1º Setor: “O primeiro setor fala sobre o local desses poetas, como eles enxergam um pouco o local onde eles vivem, como eles romantizam esse local. O desfile todo tem uma visão muito romântica, sobretudo porque é a visão da composição, é a visão da poesia, da melodia e tudo mais. Então, o abre-alas é isso, são esses barracos suspensos entre nuvens, em meio às bananeiras. É uma visão muito dos anos 70, dos anos 80, dessas favelas, que tem aquele monte de bananeira, os barracos e tal. Só que tudo isso envolto em muito luxo, obviamente, de delírio, de sonho. Então, tem esses pássaros que vão voando. Enfim, tudo é muito romântico para essa visão do poeta sobre o seu lugar”.

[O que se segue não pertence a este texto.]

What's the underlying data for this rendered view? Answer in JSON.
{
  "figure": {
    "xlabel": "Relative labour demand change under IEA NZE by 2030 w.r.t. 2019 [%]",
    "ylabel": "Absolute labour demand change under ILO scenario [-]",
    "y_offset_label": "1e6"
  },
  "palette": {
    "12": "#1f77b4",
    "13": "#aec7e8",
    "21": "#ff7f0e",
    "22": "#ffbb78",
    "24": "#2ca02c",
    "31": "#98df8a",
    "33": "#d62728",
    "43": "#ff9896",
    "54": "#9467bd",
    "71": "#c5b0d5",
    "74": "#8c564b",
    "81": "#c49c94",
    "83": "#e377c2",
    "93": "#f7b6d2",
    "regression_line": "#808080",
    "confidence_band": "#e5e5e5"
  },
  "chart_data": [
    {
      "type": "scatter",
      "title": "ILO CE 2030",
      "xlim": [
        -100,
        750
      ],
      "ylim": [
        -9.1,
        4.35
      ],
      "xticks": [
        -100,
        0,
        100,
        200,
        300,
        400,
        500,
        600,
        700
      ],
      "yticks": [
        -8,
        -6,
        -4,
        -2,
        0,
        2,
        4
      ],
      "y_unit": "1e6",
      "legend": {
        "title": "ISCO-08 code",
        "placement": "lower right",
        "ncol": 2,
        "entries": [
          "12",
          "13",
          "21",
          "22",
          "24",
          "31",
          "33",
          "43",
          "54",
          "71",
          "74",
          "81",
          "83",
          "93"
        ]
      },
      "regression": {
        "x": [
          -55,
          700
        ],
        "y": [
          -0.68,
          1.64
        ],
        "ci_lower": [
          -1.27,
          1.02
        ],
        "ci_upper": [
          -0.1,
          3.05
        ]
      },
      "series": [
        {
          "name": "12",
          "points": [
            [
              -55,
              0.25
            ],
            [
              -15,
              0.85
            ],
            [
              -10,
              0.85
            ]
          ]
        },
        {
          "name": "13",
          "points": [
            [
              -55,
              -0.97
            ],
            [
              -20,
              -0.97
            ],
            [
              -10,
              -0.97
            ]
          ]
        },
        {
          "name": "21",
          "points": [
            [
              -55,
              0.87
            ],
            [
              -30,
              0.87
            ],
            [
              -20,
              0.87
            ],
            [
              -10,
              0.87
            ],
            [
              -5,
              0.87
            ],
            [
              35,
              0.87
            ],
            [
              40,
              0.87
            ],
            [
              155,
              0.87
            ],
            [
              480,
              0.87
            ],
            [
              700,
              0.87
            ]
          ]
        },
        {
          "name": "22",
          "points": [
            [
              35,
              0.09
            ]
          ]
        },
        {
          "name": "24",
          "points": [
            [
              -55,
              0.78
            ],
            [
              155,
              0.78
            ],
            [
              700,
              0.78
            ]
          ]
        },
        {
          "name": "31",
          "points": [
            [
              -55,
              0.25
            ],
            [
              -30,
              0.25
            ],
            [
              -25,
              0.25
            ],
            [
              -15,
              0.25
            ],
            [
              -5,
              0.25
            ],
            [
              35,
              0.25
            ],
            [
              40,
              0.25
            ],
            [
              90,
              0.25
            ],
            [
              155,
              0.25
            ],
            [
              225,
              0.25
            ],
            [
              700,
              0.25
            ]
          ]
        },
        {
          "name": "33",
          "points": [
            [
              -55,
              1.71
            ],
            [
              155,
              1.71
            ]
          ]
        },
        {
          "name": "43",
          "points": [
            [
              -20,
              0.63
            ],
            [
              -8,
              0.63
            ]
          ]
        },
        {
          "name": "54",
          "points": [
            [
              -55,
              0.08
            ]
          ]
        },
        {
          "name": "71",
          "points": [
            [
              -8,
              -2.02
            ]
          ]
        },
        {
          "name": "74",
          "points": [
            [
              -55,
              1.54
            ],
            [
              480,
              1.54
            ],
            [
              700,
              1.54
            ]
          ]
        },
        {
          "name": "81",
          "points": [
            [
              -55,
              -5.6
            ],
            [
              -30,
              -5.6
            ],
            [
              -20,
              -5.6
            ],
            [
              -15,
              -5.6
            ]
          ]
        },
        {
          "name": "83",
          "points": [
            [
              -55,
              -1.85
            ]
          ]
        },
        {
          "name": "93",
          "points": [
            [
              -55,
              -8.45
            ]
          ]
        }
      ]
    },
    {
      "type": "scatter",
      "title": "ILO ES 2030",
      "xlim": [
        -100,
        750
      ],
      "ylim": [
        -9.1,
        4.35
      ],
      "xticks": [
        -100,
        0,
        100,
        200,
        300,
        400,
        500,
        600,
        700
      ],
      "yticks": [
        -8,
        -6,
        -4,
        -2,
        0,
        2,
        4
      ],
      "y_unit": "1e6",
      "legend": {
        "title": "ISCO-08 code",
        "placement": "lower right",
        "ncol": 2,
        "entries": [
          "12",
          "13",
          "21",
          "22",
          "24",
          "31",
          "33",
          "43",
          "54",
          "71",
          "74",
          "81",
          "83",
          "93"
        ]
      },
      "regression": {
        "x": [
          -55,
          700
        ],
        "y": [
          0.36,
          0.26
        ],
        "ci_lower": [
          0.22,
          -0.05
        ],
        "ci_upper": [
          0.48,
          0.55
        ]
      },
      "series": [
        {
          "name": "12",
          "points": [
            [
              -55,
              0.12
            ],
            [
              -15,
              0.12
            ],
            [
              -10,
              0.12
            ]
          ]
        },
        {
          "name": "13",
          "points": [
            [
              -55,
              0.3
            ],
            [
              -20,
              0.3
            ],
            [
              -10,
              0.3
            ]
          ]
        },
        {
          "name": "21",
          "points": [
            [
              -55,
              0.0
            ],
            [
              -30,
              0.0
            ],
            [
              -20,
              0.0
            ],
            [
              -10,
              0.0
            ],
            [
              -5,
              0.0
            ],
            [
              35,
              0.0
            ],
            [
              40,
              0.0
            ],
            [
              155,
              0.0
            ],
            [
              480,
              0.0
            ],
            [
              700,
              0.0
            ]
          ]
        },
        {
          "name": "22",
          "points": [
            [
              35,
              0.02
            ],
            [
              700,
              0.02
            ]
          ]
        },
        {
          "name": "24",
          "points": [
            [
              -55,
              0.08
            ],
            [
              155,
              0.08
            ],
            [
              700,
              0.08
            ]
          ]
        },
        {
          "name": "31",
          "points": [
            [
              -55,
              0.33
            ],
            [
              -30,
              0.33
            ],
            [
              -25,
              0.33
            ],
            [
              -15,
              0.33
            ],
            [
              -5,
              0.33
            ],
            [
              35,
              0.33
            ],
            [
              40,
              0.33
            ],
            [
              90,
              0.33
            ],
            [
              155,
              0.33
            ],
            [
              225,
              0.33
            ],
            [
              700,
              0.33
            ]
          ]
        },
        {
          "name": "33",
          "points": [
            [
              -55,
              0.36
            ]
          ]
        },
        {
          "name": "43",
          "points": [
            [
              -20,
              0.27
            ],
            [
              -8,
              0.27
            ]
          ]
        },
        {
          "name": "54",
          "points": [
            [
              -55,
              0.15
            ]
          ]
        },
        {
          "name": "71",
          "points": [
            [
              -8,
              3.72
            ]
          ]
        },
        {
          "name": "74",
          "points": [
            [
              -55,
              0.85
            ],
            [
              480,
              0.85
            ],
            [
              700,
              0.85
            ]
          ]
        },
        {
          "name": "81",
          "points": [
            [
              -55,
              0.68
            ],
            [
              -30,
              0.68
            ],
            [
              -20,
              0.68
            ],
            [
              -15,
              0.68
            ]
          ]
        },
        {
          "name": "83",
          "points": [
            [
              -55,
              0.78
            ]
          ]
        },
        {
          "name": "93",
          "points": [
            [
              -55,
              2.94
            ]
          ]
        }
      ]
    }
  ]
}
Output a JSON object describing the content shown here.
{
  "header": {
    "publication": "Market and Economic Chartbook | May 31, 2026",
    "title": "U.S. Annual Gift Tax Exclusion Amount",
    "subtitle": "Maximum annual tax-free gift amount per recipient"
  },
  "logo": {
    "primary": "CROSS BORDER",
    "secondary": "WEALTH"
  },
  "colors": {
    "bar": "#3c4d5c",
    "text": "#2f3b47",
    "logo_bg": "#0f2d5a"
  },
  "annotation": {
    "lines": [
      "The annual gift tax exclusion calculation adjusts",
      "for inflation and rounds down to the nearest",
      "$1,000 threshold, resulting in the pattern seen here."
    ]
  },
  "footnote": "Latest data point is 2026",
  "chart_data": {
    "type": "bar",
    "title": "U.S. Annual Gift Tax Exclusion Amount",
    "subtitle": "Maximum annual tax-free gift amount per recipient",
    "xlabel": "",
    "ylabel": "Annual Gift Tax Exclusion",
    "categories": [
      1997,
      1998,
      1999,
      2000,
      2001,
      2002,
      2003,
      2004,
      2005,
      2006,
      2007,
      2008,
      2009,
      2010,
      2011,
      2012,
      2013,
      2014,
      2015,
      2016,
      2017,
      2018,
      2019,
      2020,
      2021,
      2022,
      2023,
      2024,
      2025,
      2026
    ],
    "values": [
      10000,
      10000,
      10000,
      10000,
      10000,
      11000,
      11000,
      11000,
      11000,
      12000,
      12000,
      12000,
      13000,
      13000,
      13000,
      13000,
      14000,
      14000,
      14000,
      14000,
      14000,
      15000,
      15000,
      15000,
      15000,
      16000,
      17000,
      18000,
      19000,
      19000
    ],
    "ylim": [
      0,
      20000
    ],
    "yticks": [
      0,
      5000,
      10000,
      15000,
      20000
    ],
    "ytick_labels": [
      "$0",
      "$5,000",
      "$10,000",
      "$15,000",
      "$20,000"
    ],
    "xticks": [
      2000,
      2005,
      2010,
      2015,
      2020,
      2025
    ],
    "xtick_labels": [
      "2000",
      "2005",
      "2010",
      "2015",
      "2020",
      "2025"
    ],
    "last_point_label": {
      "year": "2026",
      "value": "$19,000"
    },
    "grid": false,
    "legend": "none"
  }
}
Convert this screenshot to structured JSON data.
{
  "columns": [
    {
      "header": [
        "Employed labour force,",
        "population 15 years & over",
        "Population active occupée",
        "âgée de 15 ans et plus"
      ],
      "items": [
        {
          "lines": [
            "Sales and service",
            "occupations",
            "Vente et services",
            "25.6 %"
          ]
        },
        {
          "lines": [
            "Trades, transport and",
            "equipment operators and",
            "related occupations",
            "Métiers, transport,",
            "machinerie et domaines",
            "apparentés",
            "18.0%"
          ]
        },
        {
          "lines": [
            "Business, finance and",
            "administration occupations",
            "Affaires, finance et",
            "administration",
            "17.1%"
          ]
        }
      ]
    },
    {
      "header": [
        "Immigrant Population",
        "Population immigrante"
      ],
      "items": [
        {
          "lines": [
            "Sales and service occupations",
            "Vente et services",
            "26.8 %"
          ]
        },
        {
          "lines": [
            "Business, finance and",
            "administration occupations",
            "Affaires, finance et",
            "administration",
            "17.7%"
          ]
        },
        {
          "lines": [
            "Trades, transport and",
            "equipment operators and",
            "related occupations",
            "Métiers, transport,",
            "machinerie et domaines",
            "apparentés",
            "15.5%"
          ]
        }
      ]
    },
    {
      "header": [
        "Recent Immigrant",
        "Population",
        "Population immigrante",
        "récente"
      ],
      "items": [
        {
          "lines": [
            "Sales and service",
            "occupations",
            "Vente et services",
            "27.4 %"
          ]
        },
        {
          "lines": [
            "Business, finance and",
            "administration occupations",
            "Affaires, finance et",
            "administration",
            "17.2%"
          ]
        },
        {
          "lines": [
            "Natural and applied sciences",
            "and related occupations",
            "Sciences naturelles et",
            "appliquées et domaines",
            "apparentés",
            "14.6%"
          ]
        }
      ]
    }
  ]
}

2º Setor: “O segundo setor fala sobre como eles acabam compondo grandes músicas, também extremamente poéticas, sobre esses lugares, sobre denúncias desses lugares, músicas ótimas que falam sobre fome, falam sobre estrutura, sobre trabalho, sobre, enfim, sobre uma série de denúncias sociais que eles conseguem fazer através das suas músicas”.
3º Setor: “O terceiro setor fala sobre eles vivendo nesse mundo da escola de samba, sobre como eles constroem o mundo das escolas de samba, a partir também dos sambas-enredos, como os sambas-enredos, que são esses que a gente selecionou, acabam extrapolando o mundo da escola de samba para esses compositores, pensando que muitos compositores buscam esse reconhecimento, buscam o reconhecimento das suas obras”.
4º Setor: “E o último setor, fala sobre como eles depositam a esperança, esse esperançar, principalmente construindo músicas de fé e construindo músicas que propõem novos futuros a partir principalmente das crianças, a partir desse legado deles de que outras pessoas virão para manter essa busca por um esperançar de um lugar melhor, onde eles possam fazer música por fazer música, não necessariamente por viverem ou romantizarem esses lugares. Então, essa homenagem a essas múltiplas facetas que a gente encontra nesses compositores e sobre como eles conseguem criar imaginários para a gente em vários outros lugares”.